We've cried every year at the Hopkins show. [laughs] And this is going to sound kind of cheesy, but it's true—I think what we try to do is set a vibe or create a world in which it's OK to cry. You're not doing anything untoward or if you need to step away and take a breath or if it's hard for you, it's not weird. And I think when people see that someone up there—that it's costing them a lot to stand up and say what they're going to say, there's an incredible amount of sympathy that is created. There's so much support from the audience.

I get the impression from coming to see Stoops over the years that you're not running out of people who want to tell stories or people who want to hear the stories that people tell.

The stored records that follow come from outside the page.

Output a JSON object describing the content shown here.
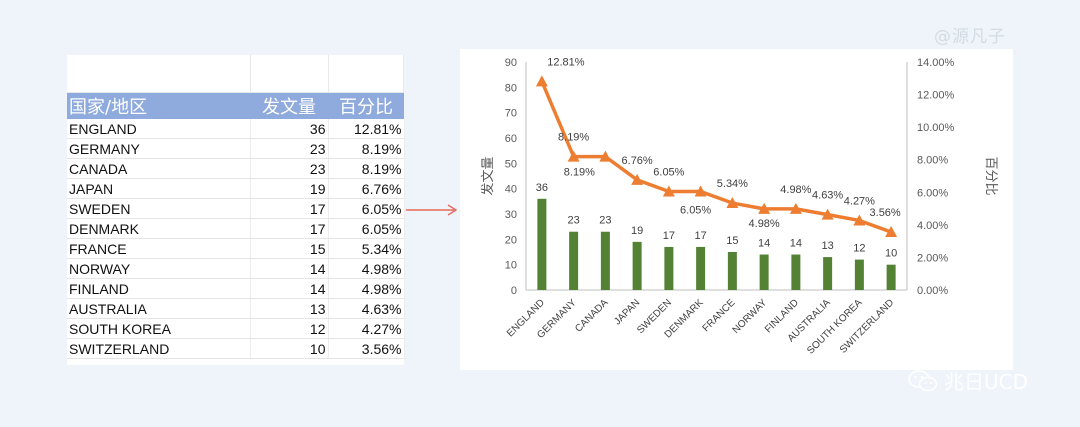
{
  "watermark": "@源凡子",
  "brand": {
    "name": "兆日UCD"
  },
  "table": {
    "headers": [
      "国家/地区",
      "发文量",
      "百分比"
    ],
    "rows": [
      [
        "ENGLAND",
        "36",
        "12.81%"
      ],
      [
        "GERMANY",
        "23",
        "8.19%"
      ],
      [
        "CANADA",
        "23",
        "8.19%"
      ],
      [
        "JAPAN",
        "19",
        "6.76%"
      ],
      [
        "SWEDEN",
        "17",
        "6.05%"
      ],
      [
        "DENMARK",
        "17",
        "6.05%"
      ],
      [
        "FRANCE",
        "15",
        "5.34%"
      ],
      [
        "NORWAY",
        "14",
        "4.98%"
      ],
      [
        "FINLAND",
        "14",
        "4.98%"
      ],
      [
        "AUSTRALIA",
        "13",
        "4.63%"
      ],
      [
        "SOUTH KOREA",
        "12",
        "4.27%"
      ],
      [
        "SWITZERLAND",
        "10",
        "3.56%"
      ]
    ]
  },
  "chart_data": {
    "type": "bar",
    "categories": [
      "ENGLAND",
      "GERMANY",
      "CANADA",
      "JAPAN",
      "SWEDEN",
      "DENMARK",
      "FRANCE",
      "NORWAY",
      "FINLAND",
      "AUSTRALIA",
      "SOUTH KOREA",
      "SWITZERLAND"
    ],
    "series": [
      {
        "type": "bar",
        "axis": "left",
        "color": "#548235",
        "values": [
          36,
          23,
          23,
          19,
          17,
          17,
          15,
          14,
          14,
          13,
          12,
          10
        ]
      },
      {
        "type": "line",
        "axis": "right",
        "color": "#ed7d31",
        "marker": "triangle",
        "values": [
          12.81,
          8.19,
          8.19,
          6.76,
          6.05,
          6.05,
          5.34,
          4.98,
          4.98,
          4.63,
          4.27,
          3.56
        ],
        "labels": [
          "12.81%",
          "8.19%",
          "8.19%",
          "6.76%",
          "6.05%",
          "6.05%",
          "5.34%",
          "4.98%",
          "4.98%",
          "4.63%",
          "4.27%",
          "3.56%"
        ]
      }
    ],
    "ylabel": "发文量",
    "y2label": "百分比",
    "ylim": [
      0,
      90
    ],
    "yticks": [
      "0",
      "10",
      "20",
      "30",
      "40",
      "50",
      "60",
      "70",
      "80",
      "90"
    ],
    "y2lim": [
      0,
      14
    ],
    "y2ticks": [
      "0.00%",
      "2.00%",
      "4.00%",
      "6.00%",
      "8.00%",
      "10.00%",
      "12.00%",
      "14.00%"
    ],
    "grid": false,
    "legend": "none"
  }
}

I have to say I never thought it would last this long. There's been a couple of times where I thought this might be on the downhill, but that doesn't seem to be the case—we had a show a few weeks back and sold out again. There will come a day when people are tired of this, but the one thing that we've done in contrast to other storytelling series around the nation is that we really are interested in getting new people every time. Some series have a core of people who tell stories a couple of times a year, or they have people who are more professional writers. We're less interested in a polished, perfect show than we are in trying to showcase as many different kinds of stories and people as possible. And maybe that's what people like—that it is different every time because the people are different.

That is something that I've always appreciated about Stoop, the diversity of voices and ideas, so to me it makes sense that it would come to Hopkins. Stoop is kind of telling stories about a city, and this place casts such a huge shadow across life in the city itself.

Yeah. I mean, I would love to do [Stoop] twice a year at Hopkins. I just feel that there's so many stories and we've just touched the tip of the tip of the tip of the iceberg. There's just so many fascinating people there of all kinds and so much passion and drive. And people are taking risks at Hopkins, and in risk there's always good stories—you're going to win big or you're going to lose big—and there's a natural narrative to so much that goes on there.